HB-286 is currently going through the Senate. On May 24, it was read by title and placed in the almanac for a second reading, followed by a second reading on May 25 and referral to Judiciary Committee c.
Another Louisiana bill passed in committee on May 23. According to Rep. Mandy Landry, House Bill 351 Through the Committee on Labor and Industrial Relations, which is notorious for making it difficult to pass bills. “Nothing takes it out of commission here,” Landry said, according Fox 8. “Not a minimum wage, not a job protection… It’s really hard.” The bill seeks to protect employees with medical cannabis cards by providing them with unemployment benefits if they are fired due to a positive cannabis test.
HB-351 passed by a vote of 6-5, but the opposition has expressed concern about employers’ liability if an employee is under the influence of cannabis while on the clock. One member said the bill was not the right solution, arguing that it should be “very vetted over a good amount of time”.
Landry responded that a solution was needed now. Medical marijuana is legal. Landry said. “Everyone has the right to question their employers or the state and say, ‘Why would I lose my job because I used something legal?'” “This is a problem created by the state.”
In April, two Sens. Stewart Cathy and Sen. Jay Morris claimed they were misled when they voted to approve Senate Bill 219. “In the last session, we inadvertently created a recreational market for THC in Louisiana,” he said. He said a lot. “The legislature was not intended to authorize a statewide flood of the unregulated THC psychoactive drug market.”
“If we want to legitimize [recreational THC]It must be done openly and honestly, which has not been done,” Morris explained. “It was sold to the legislature as if we don’t allow psychoactive substances.” HB-351 has not moved forward since Cathy and Morris made these statements.

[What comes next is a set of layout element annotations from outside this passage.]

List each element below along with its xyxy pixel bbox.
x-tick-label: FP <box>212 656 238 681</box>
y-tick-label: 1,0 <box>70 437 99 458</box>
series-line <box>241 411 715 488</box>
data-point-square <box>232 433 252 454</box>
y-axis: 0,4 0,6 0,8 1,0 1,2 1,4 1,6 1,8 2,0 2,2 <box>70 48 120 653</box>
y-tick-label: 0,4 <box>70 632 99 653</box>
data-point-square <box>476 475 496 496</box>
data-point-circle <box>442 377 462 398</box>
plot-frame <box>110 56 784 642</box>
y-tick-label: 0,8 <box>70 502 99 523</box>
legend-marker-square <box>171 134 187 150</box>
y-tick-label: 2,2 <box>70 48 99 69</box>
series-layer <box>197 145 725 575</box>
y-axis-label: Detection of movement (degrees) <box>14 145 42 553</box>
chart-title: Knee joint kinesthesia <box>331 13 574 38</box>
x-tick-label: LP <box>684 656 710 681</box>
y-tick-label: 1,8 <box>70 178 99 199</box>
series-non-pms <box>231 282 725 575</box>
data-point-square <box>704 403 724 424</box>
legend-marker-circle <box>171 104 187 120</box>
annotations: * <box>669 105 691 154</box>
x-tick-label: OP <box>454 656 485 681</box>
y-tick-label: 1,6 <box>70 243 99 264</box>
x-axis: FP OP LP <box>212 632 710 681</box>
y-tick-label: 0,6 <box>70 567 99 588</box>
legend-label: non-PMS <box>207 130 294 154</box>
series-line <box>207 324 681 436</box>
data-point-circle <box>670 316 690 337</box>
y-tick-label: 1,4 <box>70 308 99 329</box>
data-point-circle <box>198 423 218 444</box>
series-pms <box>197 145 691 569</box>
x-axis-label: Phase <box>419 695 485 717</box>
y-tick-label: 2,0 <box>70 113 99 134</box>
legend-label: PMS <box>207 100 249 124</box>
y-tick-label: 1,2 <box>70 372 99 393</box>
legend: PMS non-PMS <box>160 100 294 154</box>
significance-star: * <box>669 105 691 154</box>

The decriminalization of cannabis in Louisiana went into effect along with 250 other laws in August 2021. Director of Policy and Advocacy for Louisiana Progress, Peter Robins Brown He explained his hope for the future. “Decriminalizing marijuana will make a real difference to the lives of people in our state,” said Robbins-Brown. “It is an important first step in modernizing marijuana policy in Louisiana, and it is another milestone in the ongoing effort to address the prison crisis, which has trapped so many people in a cycle of poverty and incarceration. Now is the time to make sure that everyone knows their rights under this new law, and that law enforcement officers Law enforcement understand how to properly implement it.”